Advisories can "override" the original vulnerability score, depending on the further analysis or the context. Both OSV and CSAF support this. Each vulnerability described by the advisory can be attached multiple scores (but that is rare in practice).

There's no rush in supporting CVSS v4 for these standards as they are still not widely used. Again, CVSS v2 would be good to have.

## Aggregate severity

OSV record describes only one CVE vulnerability, while CSAF can describe multiple vulnerabilities in a single document.

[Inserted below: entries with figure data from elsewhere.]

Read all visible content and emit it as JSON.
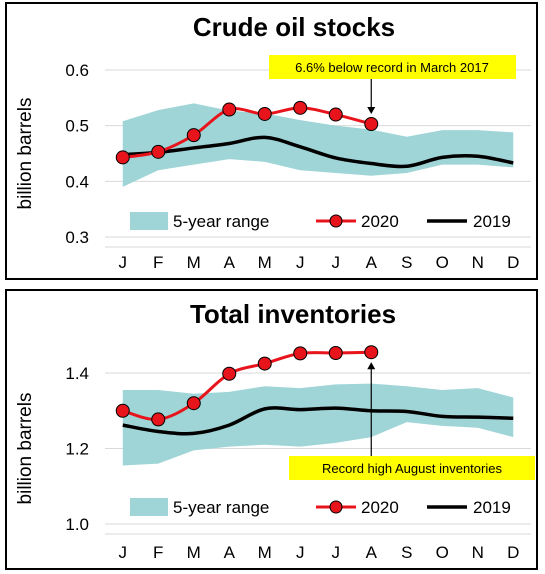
{
  "colors": {
    "range_fill": "#9fd5d7",
    "series_2020": "#e8141b",
    "series_2019": "#000000",
    "annotation_bg": "#ffff00",
    "grid": "#d9d9d9"
  },
  "chart_data": [
    {
      "type": "line",
      "title": "Crude oil stocks",
      "ylabel": "billion barrels",
      "xlabel": "",
      "ylim": [
        0.3,
        0.6
      ],
      "yticks": [
        "0.3",
        "0.4",
        "0.5",
        "0.6"
      ],
      "categories": [
        "J",
        "F",
        "M",
        "A",
        "M",
        "J",
        "J",
        "A",
        "S",
        "O",
        "N",
        "D"
      ],
      "grid": "horizontal",
      "legend_position": "bottom",
      "range_band": {
        "name": "5-year range",
        "low": [
          0.39,
          0.42,
          0.43,
          0.44,
          0.435,
          0.42,
          0.415,
          0.41,
          0.415,
          0.43,
          0.43,
          0.425
        ],
        "high": [
          0.508,
          0.528,
          0.54,
          0.527,
          0.522,
          0.51,
          0.5,
          0.493,
          0.48,
          0.492,
          0.492,
          0.488
        ]
      },
      "series": [
        {
          "name": "2020",
          "values": [
            0.443,
            0.453,
            0.483,
            0.529,
            0.521,
            0.532,
            0.52,
            0.503,
            null,
            null,
            null,
            null
          ]
        },
        {
          "name": "2019",
          "values": [
            0.448,
            0.452,
            0.46,
            0.468,
            0.479,
            0.462,
            0.442,
            0.432,
            0.427,
            0.443,
            0.445,
            0.433
          ]
        }
      ],
      "annotation": {
        "text": "6.6% below record in March 2017",
        "target_index": 7
      }
    },
    {
      "type": "line",
      "title": "Total inventories",
      "ylabel": "billion barrels",
      "xlabel": "",
      "ylim": [
        1.0,
        1.4
      ],
      "yticks": [
        "1.0",
        "1.2",
        "1.4"
      ],
      "categories": [
        "J",
        "F",
        "M",
        "A",
        "M",
        "J",
        "J",
        "A",
        "S",
        "O",
        "N",
        "D"
      ],
      "grid": "horizontal",
      "legend_position": "bottom",
      "range_band": {
        "name": "5-year range",
        "low": [
          1.155,
          1.16,
          1.195,
          1.205,
          1.21,
          1.205,
          1.215,
          1.23,
          1.27,
          1.26,
          1.255,
          1.23
        ],
        "high": [
          1.355,
          1.355,
          1.345,
          1.35,
          1.365,
          1.36,
          1.37,
          1.372,
          1.365,
          1.355,
          1.36,
          1.335
        ]
      },
      "series": [
        {
          "name": "2020",
          "values": [
            1.3,
            1.277,
            1.32,
            1.398,
            1.425,
            1.452,
            1.453,
            1.455,
            null,
            null,
            null,
            null
          ]
        },
        {
          "name": "2019",
          "values": [
            1.262,
            1.245,
            1.24,
            1.262,
            1.305,
            1.303,
            1.307,
            1.3,
            1.298,
            1.285,
            1.283,
            1.28
          ]
        }
      ],
      "annotation": {
        "text": "Record high August inventories",
        "target_index": 7
      }
    }
  ]
}
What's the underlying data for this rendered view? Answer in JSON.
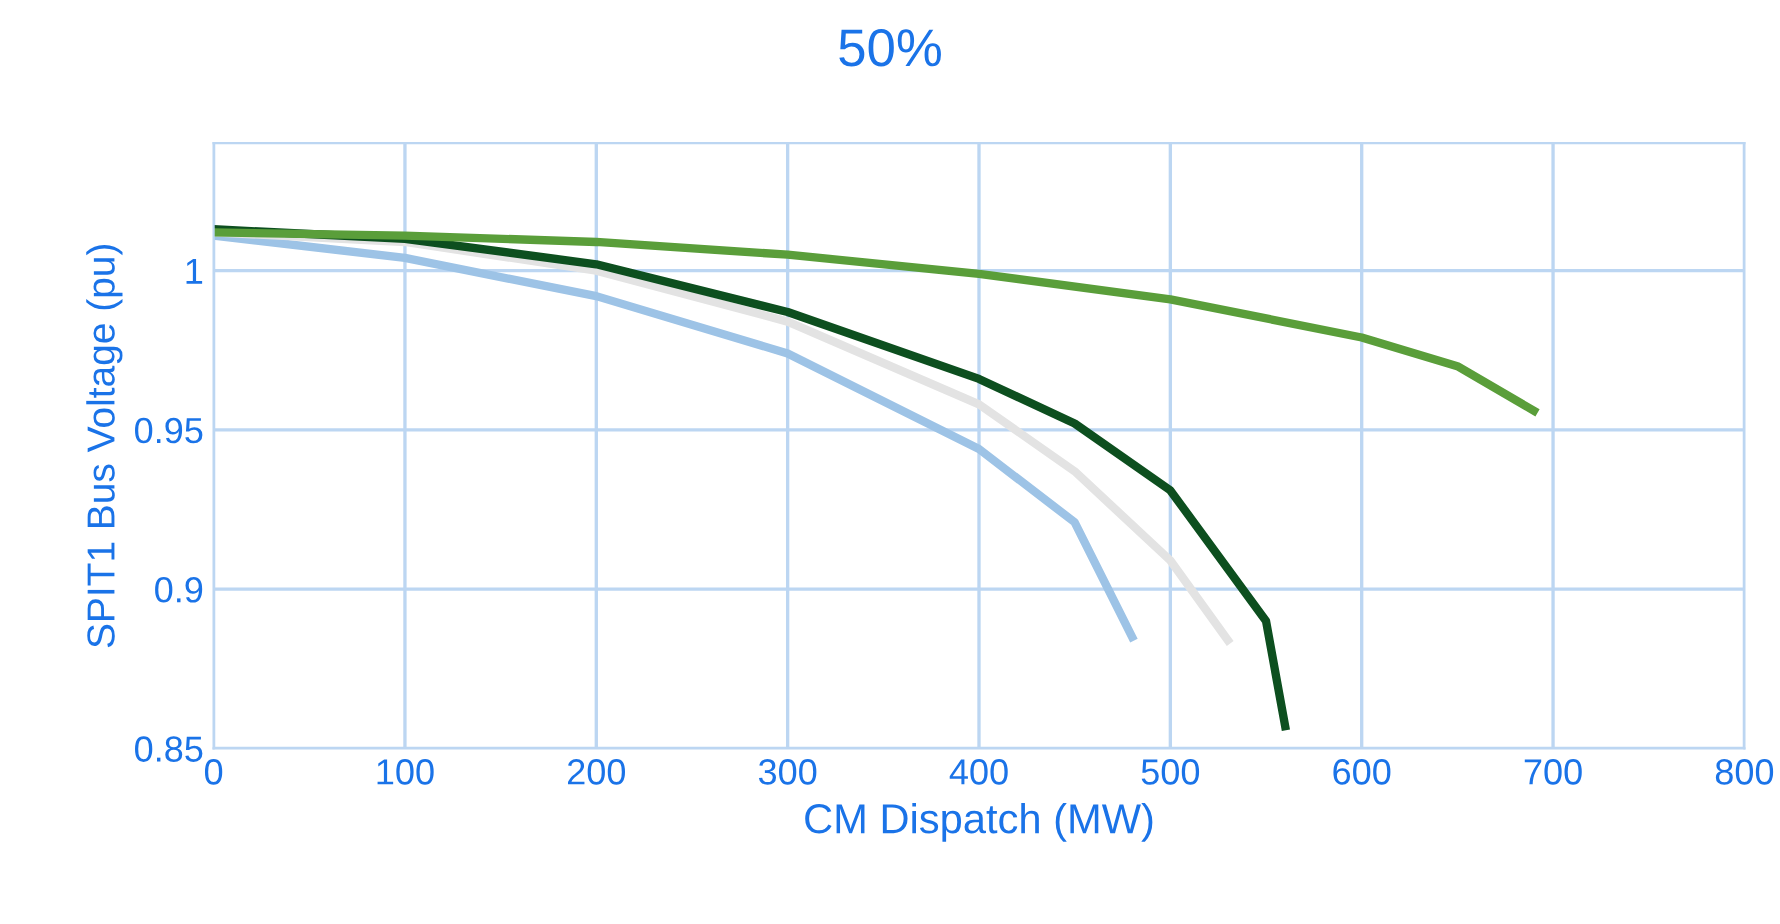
{
  "chart_data": {
    "type": "line",
    "title": "50%",
    "xlabel": "CM Dispatch (MW)",
    "ylabel": "SPIT1 Bus Voltage (pu)",
    "xlim": [
      0,
      800
    ],
    "xticks": [
      0,
      100,
      200,
      300,
      400,
      500,
      600,
      700,
      800
    ],
    "ylim": [
      0.85,
      1.04
    ],
    "yticks": [
      0.85,
      0.9,
      0.95,
      1
    ],
    "grid": true,
    "marker": "none",
    "line_style": "solid",
    "series": [
      {
        "color": "#9dc3e6",
        "x": [
          0,
          100,
          200,
          300,
          400,
          450,
          480
        ],
        "values": [
          1.011,
          1.004,
          0.992,
          0.974,
          0.944,
          0.921,
          0.885
        ]
      },
      {
        "color": "#e3e3e3",
        "x": [
          0,
          100,
          200,
          300,
          400,
          450,
          500,
          530
        ],
        "values": [
          1.012,
          1.009,
          1.0,
          0.984,
          0.958,
          0.937,
          0.909,
          0.884
        ]
      },
      {
        "color": "#0d4f1f",
        "x": [
          0,
          100,
          200,
          300,
          400,
          450,
          500,
          550,
          560
        ],
        "values": [
          1.013,
          1.01,
          1.002,
          0.987,
          0.966,
          0.952,
          0.931,
          0.89,
          0.857
        ]
      },
      {
        "color": "#5a9e3a",
        "x": [
          0,
          100,
          200,
          300,
          400,
          500,
          600,
          650,
          690
        ],
        "values": [
          1.012,
          1.011,
          1.009,
          1.005,
          0.999,
          0.991,
          0.979,
          0.97,
          0.956
        ]
      }
    ]
  }
}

That's why CSAF introduces the concept of the "aggregate severity" considering the whole document, providing the useful information on how to deal with the whole advisory. It is independent of the CVSS standard and provides just a textual representation (the usual values are "Critical", "Important", "Moderate").

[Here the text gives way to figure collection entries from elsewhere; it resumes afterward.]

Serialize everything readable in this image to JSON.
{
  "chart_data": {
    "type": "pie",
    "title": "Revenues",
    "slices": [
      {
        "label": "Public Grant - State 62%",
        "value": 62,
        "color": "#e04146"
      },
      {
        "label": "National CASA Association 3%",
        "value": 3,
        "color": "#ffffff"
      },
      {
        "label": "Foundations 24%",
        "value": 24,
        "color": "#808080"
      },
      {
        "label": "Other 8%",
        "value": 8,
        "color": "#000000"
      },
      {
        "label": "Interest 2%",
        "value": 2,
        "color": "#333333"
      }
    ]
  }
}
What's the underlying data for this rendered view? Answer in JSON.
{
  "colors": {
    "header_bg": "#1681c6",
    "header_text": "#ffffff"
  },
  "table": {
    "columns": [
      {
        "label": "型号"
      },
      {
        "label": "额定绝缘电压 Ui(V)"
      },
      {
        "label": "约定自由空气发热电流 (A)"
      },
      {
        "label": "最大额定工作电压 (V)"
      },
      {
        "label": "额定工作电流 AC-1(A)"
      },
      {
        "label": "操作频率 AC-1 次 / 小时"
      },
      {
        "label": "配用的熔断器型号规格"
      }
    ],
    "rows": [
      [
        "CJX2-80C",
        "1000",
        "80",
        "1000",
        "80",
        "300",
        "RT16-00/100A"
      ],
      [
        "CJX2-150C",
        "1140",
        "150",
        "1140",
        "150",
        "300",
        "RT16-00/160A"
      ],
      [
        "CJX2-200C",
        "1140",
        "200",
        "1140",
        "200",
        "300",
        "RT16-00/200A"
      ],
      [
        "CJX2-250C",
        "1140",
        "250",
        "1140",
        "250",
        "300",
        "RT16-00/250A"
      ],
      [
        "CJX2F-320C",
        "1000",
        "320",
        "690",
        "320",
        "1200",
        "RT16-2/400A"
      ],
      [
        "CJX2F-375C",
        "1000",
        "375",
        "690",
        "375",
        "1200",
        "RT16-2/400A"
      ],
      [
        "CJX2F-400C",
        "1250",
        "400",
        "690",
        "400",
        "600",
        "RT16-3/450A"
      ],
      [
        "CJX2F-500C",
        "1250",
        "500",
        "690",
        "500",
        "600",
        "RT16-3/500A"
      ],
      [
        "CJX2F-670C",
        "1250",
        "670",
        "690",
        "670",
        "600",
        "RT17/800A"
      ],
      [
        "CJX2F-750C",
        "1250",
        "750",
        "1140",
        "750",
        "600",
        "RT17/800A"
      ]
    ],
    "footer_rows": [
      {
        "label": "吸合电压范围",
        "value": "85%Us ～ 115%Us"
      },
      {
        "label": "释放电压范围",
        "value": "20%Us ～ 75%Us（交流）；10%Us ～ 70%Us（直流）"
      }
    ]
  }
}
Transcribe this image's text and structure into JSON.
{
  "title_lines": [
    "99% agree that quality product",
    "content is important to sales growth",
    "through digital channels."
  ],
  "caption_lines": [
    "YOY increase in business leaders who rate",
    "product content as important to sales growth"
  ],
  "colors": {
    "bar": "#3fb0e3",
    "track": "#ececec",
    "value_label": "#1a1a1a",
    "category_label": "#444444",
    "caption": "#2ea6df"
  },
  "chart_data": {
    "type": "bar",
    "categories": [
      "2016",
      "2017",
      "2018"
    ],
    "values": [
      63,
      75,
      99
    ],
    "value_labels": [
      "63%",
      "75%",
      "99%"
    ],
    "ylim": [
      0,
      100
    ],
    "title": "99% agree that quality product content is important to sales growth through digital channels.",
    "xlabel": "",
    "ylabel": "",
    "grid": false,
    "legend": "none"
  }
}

For OSV in most cases there is only single score for a single vulnerability, so in that case the severity is just copied from the score. In case there are multiple scores the aggregate can be calculated. There are no fixed way to do this, but getting the highest severity is considered a good practice.

## Endpoints

This is the simplified model of the API components representing scores and severities

```mermaid

classDiagram

namespace Score {
class CVSSScore {
f64 score
Severity severity
}

class CVSSVector {
string version
string vector
score CVSSScore
}

class Severity {
string text
uri namespace
}
}

namespace Vulnerability {
class VulnerabilityHead {
CVSSScore baseScore
}

class VulnerabilityAdvisoryHead {
AdvisoryHead advisory
vec[CVSSScore] scores
}

class VulnerabilityAdvisorySummary {
VulnerabilityAdvisoryHead head
vec[CVSSVector] CVSSVectors
}

class VulnerabilitySummary {
VulnerabilityHead head
vec[VulnerabilityAdvisoryHead] advisories
}

class VulnerabilityDetails {
VulnerabilityHead head
vec[VulnerabilityAdvisorySummary] advisories
}
}

namespace Advisory {
class AdvisoryHead {
Severity aggregateSeverity
}

class AdvisoryVulnerabilityHead {
VulnerabilityHead
vec[CVSSScore] scores
}

class AdvisoryVulnerabilitySummary {
AdvisoryVulnerabilityHead head
vec[CVSSVector] CVSSVectors
}

class AdvisorySummary {
AdvisoryHead head
vec[AdvisoryVulnerabilityHead] advisories
}

class AdvisoryDetails {
AdvisoryHead head
vec[AdvisoryVulnerabilitySummary] advisories
}
}
```

In summary, the "head" objects contain only base and aggregated values for vulnerability and advisory. The "summary" object
contain list of advisories/vulnerabilities with the list of their scores, while "details" objects contain additionally a list
of the whole CVSS vector data. The CVSS vector can be returned as an additional component, to help UI/clients avoid the parsing.